Padahal langit di luar sana masih terang.
Alfred menggosok-gosok bagian bawah hidungnya yang memerah, sebuah penutup mata menggantung di sekitar lehernya. Meskipun diperingatkan seperti itu pun, ia sama sekali tidak merasa mengantuk. Ia sudah menghitung seribu domba sambil mendengarkan musik subliminal lucid yang mendayu-dayu, tapi tetap saja tidak mengantuk. Akhirnya pemuda Amerika itu hanya duduk-duduk di atas tempat tidurnya dengan kaki bersila. Ia merasa seperti anak kecil yang dihukum untuk tidur siang oleh ibunya.
Saat itu pintu kamarnya dibuka sedikit dengan hati-hati dan sepasang mata hijau Miss Hedervary mengintip dari celah kecil. Wanita Hungaria itu memperlebar bukaan pintu dan berkacak pinggang, mukanya ditekuk tidak senang.
"Alfred F. Jones, apa kau tidak mendengarkan penjelasanku tadi?!" Dia menukas marah, kemudian tangannya segera naik dan membungkam mulutnya sendiri. Merasa kalau suaranya terlalu keras dan bisa membangunkan semua orang di koridor ini.
"Jangan salahkan aku, Miss. Ini pertama kalinya aku berada di sini." Alfred mengangkat bahu. "Dan aku sudah mencoba untuk tidur, sungguh! Bahkan aku sudah menghitung domba hingga seribu, tapi aku tidak juga mengantuk." Dia cepat-cepat menambahi saat menyadari sekitar mata Elizaveta yang mengejang.

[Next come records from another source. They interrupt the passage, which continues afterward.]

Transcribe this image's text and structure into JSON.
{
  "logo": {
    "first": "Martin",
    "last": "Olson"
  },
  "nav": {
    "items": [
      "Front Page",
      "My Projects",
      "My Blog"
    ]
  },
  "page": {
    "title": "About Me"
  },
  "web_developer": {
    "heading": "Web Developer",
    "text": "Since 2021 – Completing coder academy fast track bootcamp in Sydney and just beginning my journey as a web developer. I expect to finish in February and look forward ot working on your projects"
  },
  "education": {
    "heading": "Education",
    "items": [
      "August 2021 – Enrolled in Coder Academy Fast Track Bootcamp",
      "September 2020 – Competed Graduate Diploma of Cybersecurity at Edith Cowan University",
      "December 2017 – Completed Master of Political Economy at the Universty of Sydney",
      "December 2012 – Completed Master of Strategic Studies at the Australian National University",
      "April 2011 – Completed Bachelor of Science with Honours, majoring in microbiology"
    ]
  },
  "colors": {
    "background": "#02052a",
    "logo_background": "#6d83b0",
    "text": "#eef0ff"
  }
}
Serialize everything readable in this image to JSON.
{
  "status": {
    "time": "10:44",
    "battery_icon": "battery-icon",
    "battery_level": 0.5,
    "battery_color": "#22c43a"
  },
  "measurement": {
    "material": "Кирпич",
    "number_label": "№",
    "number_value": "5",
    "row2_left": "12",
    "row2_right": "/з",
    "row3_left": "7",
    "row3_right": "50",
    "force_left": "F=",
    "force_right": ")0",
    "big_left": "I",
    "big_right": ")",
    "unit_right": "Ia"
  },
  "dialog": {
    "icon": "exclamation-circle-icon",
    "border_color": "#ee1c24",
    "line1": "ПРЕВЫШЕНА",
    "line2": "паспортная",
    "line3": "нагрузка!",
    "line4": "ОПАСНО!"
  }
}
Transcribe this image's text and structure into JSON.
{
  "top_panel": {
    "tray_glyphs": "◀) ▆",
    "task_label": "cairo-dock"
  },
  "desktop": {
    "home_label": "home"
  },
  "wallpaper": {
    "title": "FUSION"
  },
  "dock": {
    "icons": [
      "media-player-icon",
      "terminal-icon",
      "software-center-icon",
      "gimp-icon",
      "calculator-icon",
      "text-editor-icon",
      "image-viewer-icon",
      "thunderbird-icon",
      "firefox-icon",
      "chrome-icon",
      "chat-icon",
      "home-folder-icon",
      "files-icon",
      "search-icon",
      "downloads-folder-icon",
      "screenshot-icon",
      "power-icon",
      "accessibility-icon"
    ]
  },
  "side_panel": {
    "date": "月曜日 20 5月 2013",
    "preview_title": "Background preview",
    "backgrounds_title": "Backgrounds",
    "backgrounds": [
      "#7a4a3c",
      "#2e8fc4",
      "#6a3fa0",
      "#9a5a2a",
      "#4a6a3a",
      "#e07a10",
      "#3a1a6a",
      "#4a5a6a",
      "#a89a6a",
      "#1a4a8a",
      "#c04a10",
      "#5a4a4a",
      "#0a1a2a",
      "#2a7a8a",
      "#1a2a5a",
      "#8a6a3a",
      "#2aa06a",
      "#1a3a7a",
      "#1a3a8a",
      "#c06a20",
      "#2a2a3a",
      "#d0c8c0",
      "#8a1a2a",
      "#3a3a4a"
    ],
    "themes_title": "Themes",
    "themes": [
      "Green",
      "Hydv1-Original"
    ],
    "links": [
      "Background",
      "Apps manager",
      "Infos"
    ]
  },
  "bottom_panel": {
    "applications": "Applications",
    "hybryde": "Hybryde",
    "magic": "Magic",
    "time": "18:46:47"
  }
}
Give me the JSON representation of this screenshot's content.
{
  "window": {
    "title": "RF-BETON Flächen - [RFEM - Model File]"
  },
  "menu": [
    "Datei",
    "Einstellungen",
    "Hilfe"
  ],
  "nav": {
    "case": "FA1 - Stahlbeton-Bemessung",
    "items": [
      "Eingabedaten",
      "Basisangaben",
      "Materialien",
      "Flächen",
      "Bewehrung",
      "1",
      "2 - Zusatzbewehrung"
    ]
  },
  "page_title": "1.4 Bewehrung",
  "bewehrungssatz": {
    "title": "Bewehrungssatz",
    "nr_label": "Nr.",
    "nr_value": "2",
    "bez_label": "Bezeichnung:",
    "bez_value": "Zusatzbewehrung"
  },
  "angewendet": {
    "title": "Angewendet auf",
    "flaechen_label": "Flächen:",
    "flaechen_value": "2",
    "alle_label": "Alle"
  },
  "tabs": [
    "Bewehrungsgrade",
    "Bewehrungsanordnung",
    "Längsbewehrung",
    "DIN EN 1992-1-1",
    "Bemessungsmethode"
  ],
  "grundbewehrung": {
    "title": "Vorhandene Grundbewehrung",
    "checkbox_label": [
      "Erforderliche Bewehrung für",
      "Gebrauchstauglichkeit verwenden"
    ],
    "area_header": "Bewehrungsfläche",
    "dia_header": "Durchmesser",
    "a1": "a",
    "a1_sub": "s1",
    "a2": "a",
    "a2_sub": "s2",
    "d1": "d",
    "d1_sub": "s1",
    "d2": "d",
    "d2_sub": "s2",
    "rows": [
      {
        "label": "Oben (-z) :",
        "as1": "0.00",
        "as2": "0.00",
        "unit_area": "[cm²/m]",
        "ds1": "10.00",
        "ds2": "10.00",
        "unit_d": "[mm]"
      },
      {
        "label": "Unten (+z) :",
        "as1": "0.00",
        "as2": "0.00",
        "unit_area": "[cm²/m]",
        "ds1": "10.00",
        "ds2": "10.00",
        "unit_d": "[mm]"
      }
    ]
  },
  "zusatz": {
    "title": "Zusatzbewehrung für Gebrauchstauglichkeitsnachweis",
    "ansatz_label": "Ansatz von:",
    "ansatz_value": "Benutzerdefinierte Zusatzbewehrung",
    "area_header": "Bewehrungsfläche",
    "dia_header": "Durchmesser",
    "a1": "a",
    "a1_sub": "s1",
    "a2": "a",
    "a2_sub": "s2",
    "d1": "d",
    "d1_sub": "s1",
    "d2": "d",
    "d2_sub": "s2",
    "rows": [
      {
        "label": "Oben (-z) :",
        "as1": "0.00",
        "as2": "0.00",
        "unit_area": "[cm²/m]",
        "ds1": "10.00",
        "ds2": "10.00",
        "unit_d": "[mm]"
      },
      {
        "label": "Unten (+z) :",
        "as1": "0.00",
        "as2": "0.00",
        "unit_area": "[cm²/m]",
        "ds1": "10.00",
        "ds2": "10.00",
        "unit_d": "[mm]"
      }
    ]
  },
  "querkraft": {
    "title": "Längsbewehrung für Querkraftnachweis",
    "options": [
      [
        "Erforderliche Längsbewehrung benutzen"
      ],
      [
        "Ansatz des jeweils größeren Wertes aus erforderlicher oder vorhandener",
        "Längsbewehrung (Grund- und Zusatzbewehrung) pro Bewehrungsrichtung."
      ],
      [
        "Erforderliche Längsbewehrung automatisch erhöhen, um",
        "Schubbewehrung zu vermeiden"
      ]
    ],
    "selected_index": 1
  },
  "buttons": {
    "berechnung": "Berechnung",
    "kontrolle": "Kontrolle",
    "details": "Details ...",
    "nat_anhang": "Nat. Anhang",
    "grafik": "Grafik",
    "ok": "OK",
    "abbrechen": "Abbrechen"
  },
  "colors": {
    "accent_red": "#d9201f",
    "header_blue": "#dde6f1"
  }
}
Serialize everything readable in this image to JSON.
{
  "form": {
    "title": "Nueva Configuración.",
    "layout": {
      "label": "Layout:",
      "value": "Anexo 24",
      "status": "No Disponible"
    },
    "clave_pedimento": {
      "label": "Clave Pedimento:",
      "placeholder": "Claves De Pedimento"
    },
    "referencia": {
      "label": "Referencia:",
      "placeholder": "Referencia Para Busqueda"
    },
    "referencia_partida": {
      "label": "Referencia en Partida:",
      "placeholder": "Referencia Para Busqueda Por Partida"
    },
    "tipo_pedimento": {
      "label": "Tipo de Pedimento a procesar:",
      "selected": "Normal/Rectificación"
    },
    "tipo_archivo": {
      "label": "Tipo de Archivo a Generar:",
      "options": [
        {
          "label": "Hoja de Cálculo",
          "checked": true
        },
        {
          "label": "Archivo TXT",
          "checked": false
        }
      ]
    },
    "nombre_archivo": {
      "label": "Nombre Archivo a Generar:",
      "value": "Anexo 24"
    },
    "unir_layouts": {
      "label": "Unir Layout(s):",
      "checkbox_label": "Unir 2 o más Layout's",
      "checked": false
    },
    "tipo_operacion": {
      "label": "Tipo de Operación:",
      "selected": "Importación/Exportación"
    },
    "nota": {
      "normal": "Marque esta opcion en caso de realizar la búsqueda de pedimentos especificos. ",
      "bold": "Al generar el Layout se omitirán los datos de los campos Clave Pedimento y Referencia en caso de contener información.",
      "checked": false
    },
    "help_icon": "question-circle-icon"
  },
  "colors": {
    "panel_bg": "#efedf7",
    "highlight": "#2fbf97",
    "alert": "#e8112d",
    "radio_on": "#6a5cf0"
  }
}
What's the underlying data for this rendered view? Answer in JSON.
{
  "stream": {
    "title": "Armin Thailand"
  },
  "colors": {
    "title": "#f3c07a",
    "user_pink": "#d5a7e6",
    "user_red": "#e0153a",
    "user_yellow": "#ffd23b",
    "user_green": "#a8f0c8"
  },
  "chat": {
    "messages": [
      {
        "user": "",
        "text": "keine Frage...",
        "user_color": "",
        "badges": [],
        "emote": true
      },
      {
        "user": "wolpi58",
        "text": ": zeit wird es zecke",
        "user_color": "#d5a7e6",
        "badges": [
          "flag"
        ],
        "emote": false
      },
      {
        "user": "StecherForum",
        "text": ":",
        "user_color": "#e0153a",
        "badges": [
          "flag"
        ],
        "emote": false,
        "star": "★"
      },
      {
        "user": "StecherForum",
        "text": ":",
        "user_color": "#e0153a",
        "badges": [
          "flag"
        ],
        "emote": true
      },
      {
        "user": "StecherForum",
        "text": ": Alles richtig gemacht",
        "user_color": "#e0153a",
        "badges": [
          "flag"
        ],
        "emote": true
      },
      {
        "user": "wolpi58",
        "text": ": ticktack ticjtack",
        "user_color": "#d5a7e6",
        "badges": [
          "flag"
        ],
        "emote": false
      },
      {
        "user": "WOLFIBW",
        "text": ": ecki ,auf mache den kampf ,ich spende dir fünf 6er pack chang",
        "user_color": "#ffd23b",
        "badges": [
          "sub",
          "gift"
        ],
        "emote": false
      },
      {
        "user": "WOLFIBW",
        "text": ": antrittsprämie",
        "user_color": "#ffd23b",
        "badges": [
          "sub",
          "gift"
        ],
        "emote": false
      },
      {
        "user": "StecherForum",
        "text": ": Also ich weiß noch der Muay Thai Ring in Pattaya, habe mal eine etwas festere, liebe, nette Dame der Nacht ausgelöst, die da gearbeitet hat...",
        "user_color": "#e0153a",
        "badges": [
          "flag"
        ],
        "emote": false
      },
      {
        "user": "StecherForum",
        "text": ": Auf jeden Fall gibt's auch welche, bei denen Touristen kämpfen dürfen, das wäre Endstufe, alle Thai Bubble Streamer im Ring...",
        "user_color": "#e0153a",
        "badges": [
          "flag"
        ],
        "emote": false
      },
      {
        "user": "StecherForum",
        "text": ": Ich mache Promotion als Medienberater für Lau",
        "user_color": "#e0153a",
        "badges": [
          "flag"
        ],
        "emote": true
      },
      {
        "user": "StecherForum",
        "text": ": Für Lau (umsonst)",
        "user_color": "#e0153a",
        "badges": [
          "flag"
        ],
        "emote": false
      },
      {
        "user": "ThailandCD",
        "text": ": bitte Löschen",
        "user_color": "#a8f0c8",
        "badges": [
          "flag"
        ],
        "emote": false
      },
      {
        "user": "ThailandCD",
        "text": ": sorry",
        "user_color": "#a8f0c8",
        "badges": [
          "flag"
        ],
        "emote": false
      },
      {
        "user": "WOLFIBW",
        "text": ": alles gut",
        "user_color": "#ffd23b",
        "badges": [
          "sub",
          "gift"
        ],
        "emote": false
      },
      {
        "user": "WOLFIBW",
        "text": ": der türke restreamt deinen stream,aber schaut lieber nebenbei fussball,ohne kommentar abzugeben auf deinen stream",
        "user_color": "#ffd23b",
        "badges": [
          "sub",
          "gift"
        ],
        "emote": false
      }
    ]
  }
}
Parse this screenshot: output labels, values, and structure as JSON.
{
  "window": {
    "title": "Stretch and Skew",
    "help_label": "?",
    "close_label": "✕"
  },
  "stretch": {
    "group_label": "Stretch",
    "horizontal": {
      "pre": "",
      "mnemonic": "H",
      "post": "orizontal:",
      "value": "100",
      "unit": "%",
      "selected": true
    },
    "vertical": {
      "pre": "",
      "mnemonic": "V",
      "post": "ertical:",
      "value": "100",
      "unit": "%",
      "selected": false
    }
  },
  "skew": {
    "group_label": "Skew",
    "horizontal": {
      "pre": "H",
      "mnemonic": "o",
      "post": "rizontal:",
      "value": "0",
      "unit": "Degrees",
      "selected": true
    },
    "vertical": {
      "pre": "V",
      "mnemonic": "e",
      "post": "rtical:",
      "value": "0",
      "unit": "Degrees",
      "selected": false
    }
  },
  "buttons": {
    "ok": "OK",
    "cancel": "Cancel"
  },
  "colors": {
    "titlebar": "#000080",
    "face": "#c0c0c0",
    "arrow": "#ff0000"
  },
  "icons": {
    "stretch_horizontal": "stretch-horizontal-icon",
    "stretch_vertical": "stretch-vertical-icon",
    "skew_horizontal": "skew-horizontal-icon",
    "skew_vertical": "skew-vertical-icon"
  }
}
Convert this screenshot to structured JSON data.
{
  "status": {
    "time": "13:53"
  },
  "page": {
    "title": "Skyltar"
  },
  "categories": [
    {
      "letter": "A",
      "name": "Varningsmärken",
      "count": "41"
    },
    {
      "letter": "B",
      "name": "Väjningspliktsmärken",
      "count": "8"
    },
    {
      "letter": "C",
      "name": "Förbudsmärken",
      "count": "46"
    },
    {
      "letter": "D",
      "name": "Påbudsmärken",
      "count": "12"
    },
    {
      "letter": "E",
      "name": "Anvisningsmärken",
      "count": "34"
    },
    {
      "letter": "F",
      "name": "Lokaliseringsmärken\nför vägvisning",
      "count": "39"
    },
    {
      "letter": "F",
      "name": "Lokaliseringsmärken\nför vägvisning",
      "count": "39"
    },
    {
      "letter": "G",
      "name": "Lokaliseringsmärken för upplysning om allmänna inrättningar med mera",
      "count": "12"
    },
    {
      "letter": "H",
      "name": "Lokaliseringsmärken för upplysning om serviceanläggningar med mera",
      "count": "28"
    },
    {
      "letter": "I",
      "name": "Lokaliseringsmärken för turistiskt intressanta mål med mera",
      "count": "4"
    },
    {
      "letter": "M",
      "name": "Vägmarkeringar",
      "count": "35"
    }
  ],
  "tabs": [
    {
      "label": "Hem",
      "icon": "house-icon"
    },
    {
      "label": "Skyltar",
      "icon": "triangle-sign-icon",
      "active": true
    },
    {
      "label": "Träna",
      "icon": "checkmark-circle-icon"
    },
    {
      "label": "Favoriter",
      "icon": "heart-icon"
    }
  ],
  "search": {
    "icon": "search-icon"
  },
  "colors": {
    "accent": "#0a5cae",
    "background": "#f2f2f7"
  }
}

Wanita berambut coklat itu menghela nafas, menghampiri Alfred dan duduk di tepi tempat tidurnya.
"Aku yakin kau pernah tidur di tengah-tengah jam pelajaran di siang hari yang membosankan, Jones. Kali ini tidak ada bedanya. Anggap ini adalah kelas yang membosankan."
Kedua alisnya berkerut. "Tapi tidak ada dosen yang tengah mengajar sejarah, tidak ada suara kapur bergesekan dengan papan tulis. Aku tidak mungkin tertidur begitu saja di siang bolong seperti ini."
"Perlu kau ketahui saja, Jones, ini sudah jam 12 malam waktu Selandia Baru yang sudah kita sepakati bersama."
"Ya, tapi ini sekitar jam 5 pagi di New York."
"Kalau begitu tidurlah! New York masih gelap dan dingin, dan kau masih tersesat di tengah alam mimpimu jam 5 dini hari di New York!" Elizaveta memasangkan penutup mata pada pemuda Amerika itu dan mendorong dadanya hingga Alfred jatuh berbaring. "Tidur, Jones. Kau akan berterimakasih padaku nanti."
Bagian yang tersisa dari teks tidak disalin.